Diagnose Vaskulitis

15.10.2016 | 05:35 Uhr

Dinslaken/Hamborn. Vaskulitis ist ein Sammelbegriff für verschiedene Autoimmunerkrankungen. Bei einer Vaskulitis wendet sich das körpereigene Immunsystem, das eigentlich schützen soll, gegen die eigenen Blutgefäße. Wenn man von einer Vaskulitis spricht, ist damit also eine Gefäßentzündung gemeint, bei der sowohl kleine, mittlere und auch große Blutgefäße entzündet sein können.

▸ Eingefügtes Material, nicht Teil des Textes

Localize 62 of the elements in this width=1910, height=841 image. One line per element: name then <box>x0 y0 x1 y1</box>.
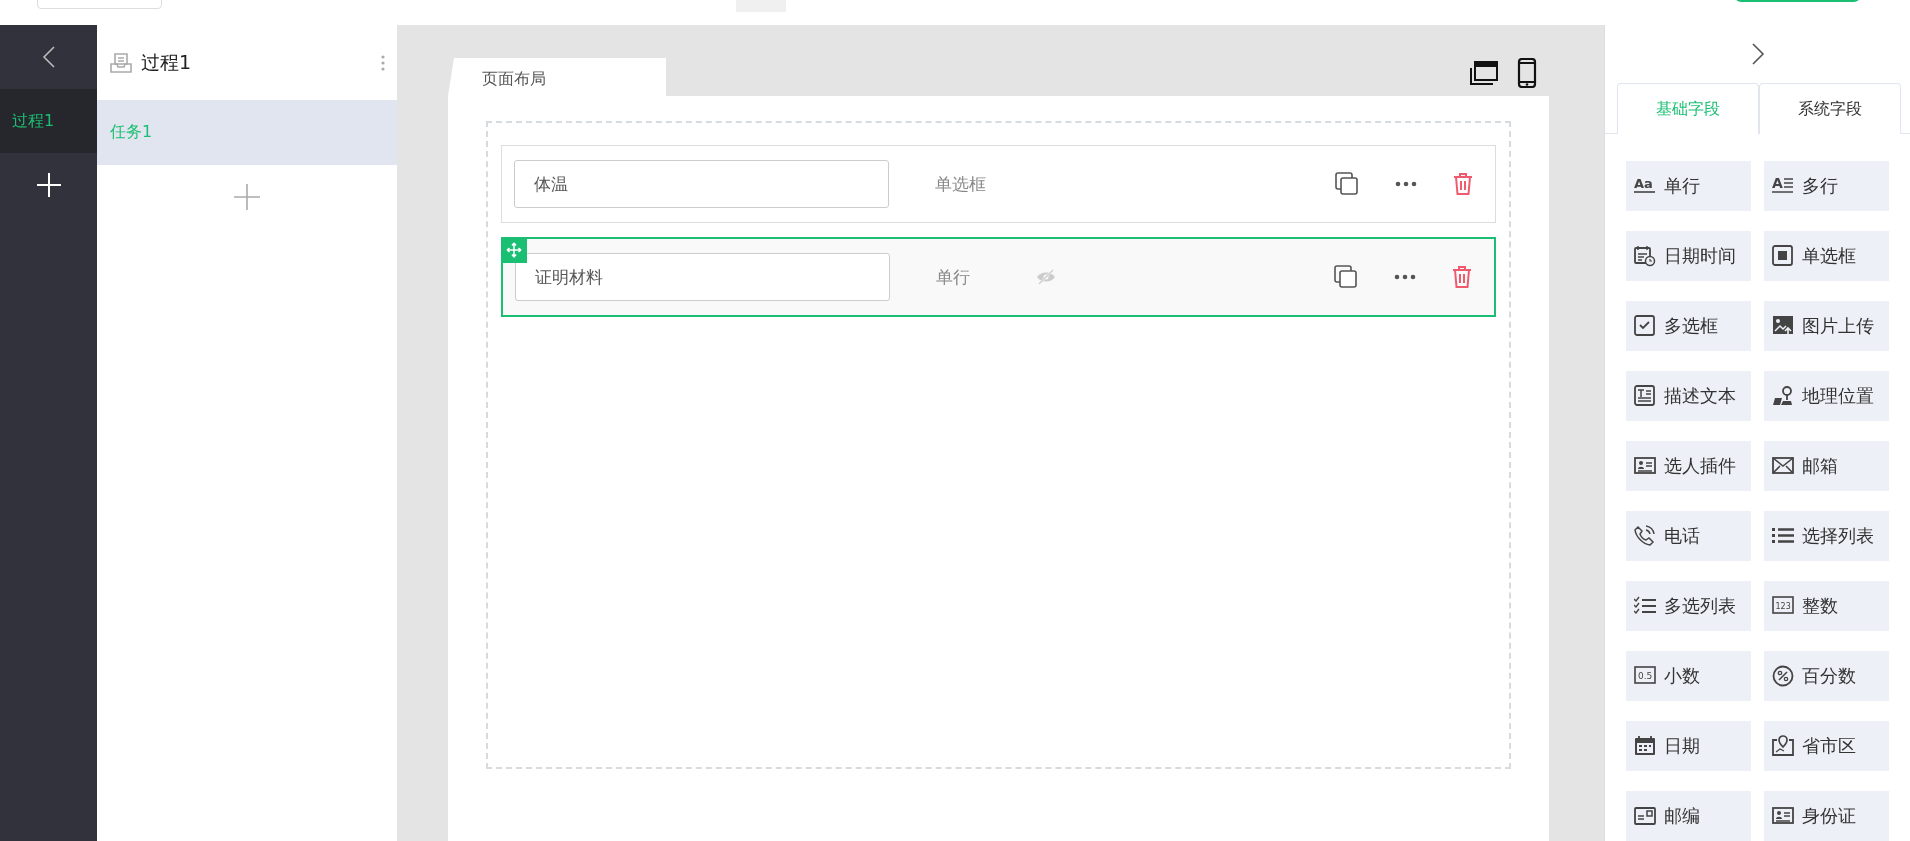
id-card-icon <box>1772 805 1794 827</box>
field-type-label: 单行 <box>936 265 971 289</box>
field-type-button[interactable]: Aa 单行 <box>1626 161 1751 211</box>
page-tab[interactable]: 页面布局 <box>448 58 666 96</box>
phone-icon <box>1634 525 1656 547</box>
more-icon[interactable] <box>1395 181 1417 187</box>
move-icon <box>506 242 522 258</box>
form-field-row[interactable]: 证明材料 单行 <box>501 237 1496 317</box>
field-type-button[interactable]: 地理位置 <box>1764 371 1889 421</box>
field-type-button[interactable]: 图片上传 <box>1764 301 1889 351</box>
field-type-button[interactable]: 123 整数 <box>1764 581 1889 631</box>
field-type-button[interactable]: 单选框 <box>1764 231 1889 281</box>
chevron-left-icon <box>41 46 56 68</box>
image-upload-icon <box>1772 315 1794 337</box>
more-icon[interactable] <box>1394 274 1416 280</box>
delete-icon[interactable] <box>1453 172 1473 196</box>
field-type-label: 单选框 <box>935 172 987 196</box>
calendar-icon <box>1634 735 1656 757</box>
field-type-button[interactable]: 多选框 <box>1626 301 1751 351</box>
copy-icon[interactable] <box>1334 265 1358 289</box>
envelope-icon <box>1772 455 1794 477</box>
postcode-card-icon <box>1634 805 1656 827</box>
document-tray-icon <box>109 50 133 75</box>
checkbox-icon <box>1634 315 1656 337</box>
add-task-button[interactable] <box>234 184 260 210</box>
field-type-button[interactable]: 选人插件 <box>1626 441 1751 491</box>
field-type-button[interactable]: 选择列表 <box>1764 511 1889 561</box>
field-type-button[interactable]: 省市区 <box>1764 721 1889 771</box>
field-type-button[interactable]: 日期 <box>1626 721 1751 771</box>
nav-item[interactable]: 过程1 <box>0 89 97 153</box>
delete-icon[interactable] <box>1452 265 1472 289</box>
calendar-clock-icon <box>1634 245 1656 267</box>
map-pin-icon <box>1772 735 1794 757</box>
checklist-icon <box>1634 595 1656 617</box>
field-type-button[interactable]: 身份证 <box>1764 791 1889 841</box>
field-type-button[interactable]: 多选列表 <box>1626 581 1751 631</box>
field-name-input[interactable]: 体温 <box>514 160 889 208</box>
chevron-right-icon <box>1750 43 1765 65</box>
field-type-button[interactable]: 电话 <box>1626 511 1751 561</box>
map-pin-icon <box>1772 385 1794 407</box>
contact-card-icon <box>1634 455 1656 477</box>
radio-square-icon <box>1772 245 1794 267</box>
field-type-button[interactable]: 邮箱 <box>1764 441 1889 491</box>
field-type-button[interactable]: 日期时间 <box>1626 231 1751 281</box>
plus-icon <box>36 173 61 197</box>
percent-circle-icon <box>1772 665 1794 687</box>
field-type-button[interactable]: A 多行 <box>1764 161 1889 211</box>
field-type-button[interactable]: 描述文本 <box>1626 371 1751 421</box>
form-field-row[interactable]: 体温 单选框 <box>501 145 1496 223</box>
plus-icon <box>234 184 260 210</box>
copy-icon[interactable] <box>1335 172 1359 196</box>
field-type-button[interactable]: 邮编 <box>1626 791 1751 841</box>
text-document-icon <box>1634 385 1656 407</box>
process-title: 过程1 <box>141 49 193 75</box>
mobile-view-icon[interactable] <box>1517 58 1537 88</box>
field-name-input[interactable]: 证明材料 <box>515 253 890 301</box>
number-box-icon: 123 <box>1772 595 1794 617</box>
desktop-view-icon[interactable] <box>1469 60 1499 86</box>
field-type-button[interactable]: 百分数 <box>1764 651 1889 701</box>
palette-tab[interactable]: 系统字段 <box>1759 83 1901 134</box>
number-box-icon: 0.5 <box>1634 665 1656 687</box>
field-type-button[interactable]: 0.5 小数 <box>1626 651 1751 701</box>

Durch Gefäßveränderungen kann die Nährstoff- und Sauerstoffzufuhr zu bestimmten Organen eingeschränkt werden, so dass diese geschädigt werden.

Vaskulitiden gehören zu den seltenen Erkrankungen. Bei der Riesenzellarteriitis, der häufigsten aller Gefäßentzündungen, kommen beispielsweise auf 100 000 Menschen 50 Neuerkrankungen. Und damit nicht genug – jeder Patient trägt eine individuelle Krankheit in sich, die „eine individuelle Therapie benötigt“, so Dr. Monika Klass, Chefärztin der Rheumatologie am Helios-Krankenhaus in Hamborn. Eine generelle Therapie gebe es also nicht wirklich, zumal Vaskulitiden in allen Organen auftreten können und zudem zu schweren Erkrankungen und lebensbedrohlichen Zuständen führen können. Vielen Ärzten sei obendrein die Vaskulitis unbekannt. Die Patienten durchliefen also einen langen Leidensweg, bevor die richtige Diagnose gestellt würde.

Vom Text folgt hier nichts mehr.